September 9, 2020
One of the great macro-traders of all time, Stan Druckenmiller, was interviewed this morning.
This is a particularly interesting interview because, 1) he tends to understand the big picture as well or better than anyone, because 2) his view is shaped by global liquidity … and 3) he has a lot of influence.
As we know, with the Fed and Treasury acting in coordination (together and with other global central banks and governments), the world is swimming in money. With that, in environments where central banks are active, Druckenmiller tends to have very valuable perspective.
Back in early December of 2018, Druck said he was "on red alert" for markets to crack. At the time, the Fed and the ECB were combining to land a one-two punch for global markets and the global economy. The Fed was overly aggressive in tightening into a slow growth, low inflation economy, while the ECB was simultaneously ending its three-year QE program. Liquidity was being extracted.
Despite some warning signals, the Fed went through with another rate hike in mid-December, and stood its ground on the policy path — that was the gut punch. U.S. stocks collapsed 18% in fifteen days, and by the beginning of the year the Fed was walking it back and ultimately reversed course.

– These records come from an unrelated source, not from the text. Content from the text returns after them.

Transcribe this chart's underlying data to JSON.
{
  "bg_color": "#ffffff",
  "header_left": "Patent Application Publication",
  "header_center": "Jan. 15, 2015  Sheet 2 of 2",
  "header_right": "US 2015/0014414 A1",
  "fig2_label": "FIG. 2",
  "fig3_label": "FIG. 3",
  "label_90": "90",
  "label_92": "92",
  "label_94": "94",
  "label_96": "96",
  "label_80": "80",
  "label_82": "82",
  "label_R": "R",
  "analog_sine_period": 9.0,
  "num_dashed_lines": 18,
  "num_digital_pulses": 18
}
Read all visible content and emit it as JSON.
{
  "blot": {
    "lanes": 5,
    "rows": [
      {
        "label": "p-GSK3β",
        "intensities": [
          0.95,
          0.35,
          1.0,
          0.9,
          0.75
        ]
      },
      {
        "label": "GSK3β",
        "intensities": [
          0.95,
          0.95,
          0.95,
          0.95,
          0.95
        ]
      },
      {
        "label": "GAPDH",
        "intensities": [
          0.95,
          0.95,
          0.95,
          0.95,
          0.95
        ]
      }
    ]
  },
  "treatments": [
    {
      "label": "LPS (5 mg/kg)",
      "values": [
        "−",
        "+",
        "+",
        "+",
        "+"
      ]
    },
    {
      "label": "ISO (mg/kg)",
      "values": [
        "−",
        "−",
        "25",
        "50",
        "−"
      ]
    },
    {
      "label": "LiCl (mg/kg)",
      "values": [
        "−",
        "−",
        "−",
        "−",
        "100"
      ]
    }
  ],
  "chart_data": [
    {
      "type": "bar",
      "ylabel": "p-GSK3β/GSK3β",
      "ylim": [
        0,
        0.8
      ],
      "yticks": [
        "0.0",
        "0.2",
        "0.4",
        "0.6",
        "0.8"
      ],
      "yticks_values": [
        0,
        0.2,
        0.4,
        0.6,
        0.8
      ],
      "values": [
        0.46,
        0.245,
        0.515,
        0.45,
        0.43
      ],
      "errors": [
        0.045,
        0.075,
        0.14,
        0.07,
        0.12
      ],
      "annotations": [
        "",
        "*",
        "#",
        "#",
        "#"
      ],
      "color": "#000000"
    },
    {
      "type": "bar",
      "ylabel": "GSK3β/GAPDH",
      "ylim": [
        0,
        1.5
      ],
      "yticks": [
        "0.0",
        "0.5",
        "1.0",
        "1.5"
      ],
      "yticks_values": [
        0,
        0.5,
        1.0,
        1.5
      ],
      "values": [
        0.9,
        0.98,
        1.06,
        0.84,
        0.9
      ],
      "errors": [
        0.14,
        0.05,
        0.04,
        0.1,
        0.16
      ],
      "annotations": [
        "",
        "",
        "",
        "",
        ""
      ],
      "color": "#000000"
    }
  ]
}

As we headed into 2020, Druckenmiller was interviewed again. This time, he thought the Fed was on the wrong side again — swinging the pendulum to far in the opposite direction (overly easy). He thought global growth would positively surprise. And he thought the Fed would be caught behind on inflation.
A month into the year, all appeared to be on the path, until the pandemic hit.
So, for a "liquidity" driven investor, we now have trillions of dollars of new money in the economy. This is his wheelhouse. What does he think now?
He thinks we are set up for an inflationary boom (if they get it right), or a deflationary bust (if they don't) — with a low chance of getting it just right (perfect).
He says valuation on stocks doesn't matter, because of the Fed/Treasury liquidity.
And he says he thinks inflation could hit 10% in the coming years.
This is in line with much of what we've been discussing here in my daily notes. For what it means, let's look back at an excerpt from my Aug. 27 note …
"Remember, this will be a recovery juiced by trillions of dollars of excess money from the policy response (well in excess of the damage). That means the Fed will likely have to chase inflation at some point, to contain it, with a rapid succession of rate hikes. But they will still let it run hot, early on. This is still a good scenario. That bad scenario, is deflation, due to economic collapse, which means a very bad outcome for all, and unlikely salvageable by even aggressive policy actions.
Let's stick with the optimistic (high probability) outcomes …
Guess what will 'inflate' along the way in these inflation scenarios: Nominal GDP.
GDP measures the market value of the goods and services. So, price goes up, GDP goes up.
If we look back to the inflation spikes of the early 70s and early 80s, nominal GDP grew by an annual rate of better than 10% during those periods.
If we had a similar spike, we would regain peak levels of GDP by middle-to end of next year, and we would be on the way to a $30 trillion economy by 2024, which would (by design) go a long way toward repairing, if not resolving, our debt as a percent of GDP problem."